Lake Tahoe weather: More snow in forecast as El Niño patterns shift |

Lake Tahoe weather: More snow in forecast as El Niño patterns shift

Sebastian Foltz
FILE — A skier carves through fresh snow at Kirkwood Mountain Resort in September 2016.
Courtesy / Kirkwood Mountain Resort |

SOUTH LAKE TAHOE , Calif.— While warmer temperatures this week may have caused concerns among avid skiers and snowboarders regarding conditions moving forward, this weekend’s upcoming weather system should alleviate worry.

Even with rain at lake level this week, higher elevations continue to receive snow. As of Thursday, Jan. 21, Heavenly Mountain Resort reported 22 inches of new snow from recent storms, and Kirkwood Mountain Resort reported 38 inches in the last 7 days.

“Go up 1,000 feet and the conditions are pretty good,” said Tahoe Basin forecaster Bryan Allegretto. “People that are skiing the backcountry at 8,000 and 7,000 feet are saying it’s phenomenal.”

With spring weather predicted to switch to more of an El Niño-influenced pattern, there were concerns earlier in the season that precipitation could come as rain rather than snow later in the ski season.

Allegretto was optimistic, however.

“I think Northern California, we’re looking good,” he said, describing storm patterns bringing systems to Northern California and the Pacific Northwest instead of Southern California — as had been previously predicted. “It’s much different looking than we’ve see in previous strong El Niño years. I see Northern California and Tahoe continuing to get storms every week.
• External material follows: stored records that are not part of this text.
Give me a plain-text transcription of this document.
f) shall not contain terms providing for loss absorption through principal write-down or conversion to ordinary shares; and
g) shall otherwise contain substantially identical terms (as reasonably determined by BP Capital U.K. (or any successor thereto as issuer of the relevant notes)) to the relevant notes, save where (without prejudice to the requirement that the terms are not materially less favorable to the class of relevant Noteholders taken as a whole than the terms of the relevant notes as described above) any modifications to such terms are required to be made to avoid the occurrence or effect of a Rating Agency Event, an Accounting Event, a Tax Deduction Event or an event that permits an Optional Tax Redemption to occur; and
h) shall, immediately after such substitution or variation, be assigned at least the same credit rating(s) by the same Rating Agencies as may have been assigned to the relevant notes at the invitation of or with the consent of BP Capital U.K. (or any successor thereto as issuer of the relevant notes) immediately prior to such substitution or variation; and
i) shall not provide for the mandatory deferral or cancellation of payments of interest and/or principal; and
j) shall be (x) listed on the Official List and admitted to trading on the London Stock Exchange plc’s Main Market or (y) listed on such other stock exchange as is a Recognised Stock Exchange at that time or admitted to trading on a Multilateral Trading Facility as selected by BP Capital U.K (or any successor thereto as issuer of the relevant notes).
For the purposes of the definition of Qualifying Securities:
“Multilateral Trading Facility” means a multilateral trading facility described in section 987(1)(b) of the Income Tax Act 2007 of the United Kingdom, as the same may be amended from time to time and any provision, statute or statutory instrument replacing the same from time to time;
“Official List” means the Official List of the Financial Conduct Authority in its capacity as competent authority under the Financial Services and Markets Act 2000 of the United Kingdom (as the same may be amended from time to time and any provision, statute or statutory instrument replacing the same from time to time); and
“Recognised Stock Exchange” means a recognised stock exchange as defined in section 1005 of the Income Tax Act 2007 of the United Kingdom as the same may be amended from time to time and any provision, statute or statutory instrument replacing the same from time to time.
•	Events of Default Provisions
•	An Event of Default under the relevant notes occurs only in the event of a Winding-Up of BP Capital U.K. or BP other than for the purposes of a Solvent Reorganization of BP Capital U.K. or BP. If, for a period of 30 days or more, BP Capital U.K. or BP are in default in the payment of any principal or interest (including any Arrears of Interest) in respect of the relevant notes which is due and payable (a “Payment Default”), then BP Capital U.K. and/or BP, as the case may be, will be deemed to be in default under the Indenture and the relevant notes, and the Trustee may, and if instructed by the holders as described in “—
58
It’ll just keep doing what it’s doing.”

Allegretto also said that storms late next week have the potential to bring cooler temperatures.

Even so, National Weather Service Reno-based forecaster Tony Fuentes was hesitant to make rain or snow predictions for the remainder of the season.

“It’s not something you can pin down or be specific about,” he said. “We’re waiting to see how it plays out.”

He did say that the strong El Niño could potentially bring larger storms later in the winter, compared to recent smaller systems.

“I wouldn’t say ‘Be worried,’” Fuentes added, regarding snow concerns.


While initially predicting one to two feet of snow at higher elevations — even as much as three along the Sierra Crest — forecasters reduced the weekend storm threat Thursday.

Predictions are still calling for 3 to 9 inches at lake level, between Friday night and Saturday, with over a foot possible at higher elevations.

Motorists should expect travel delays and chain restrictions. Backcountry avalanche danger may rise over the weekend with new snow.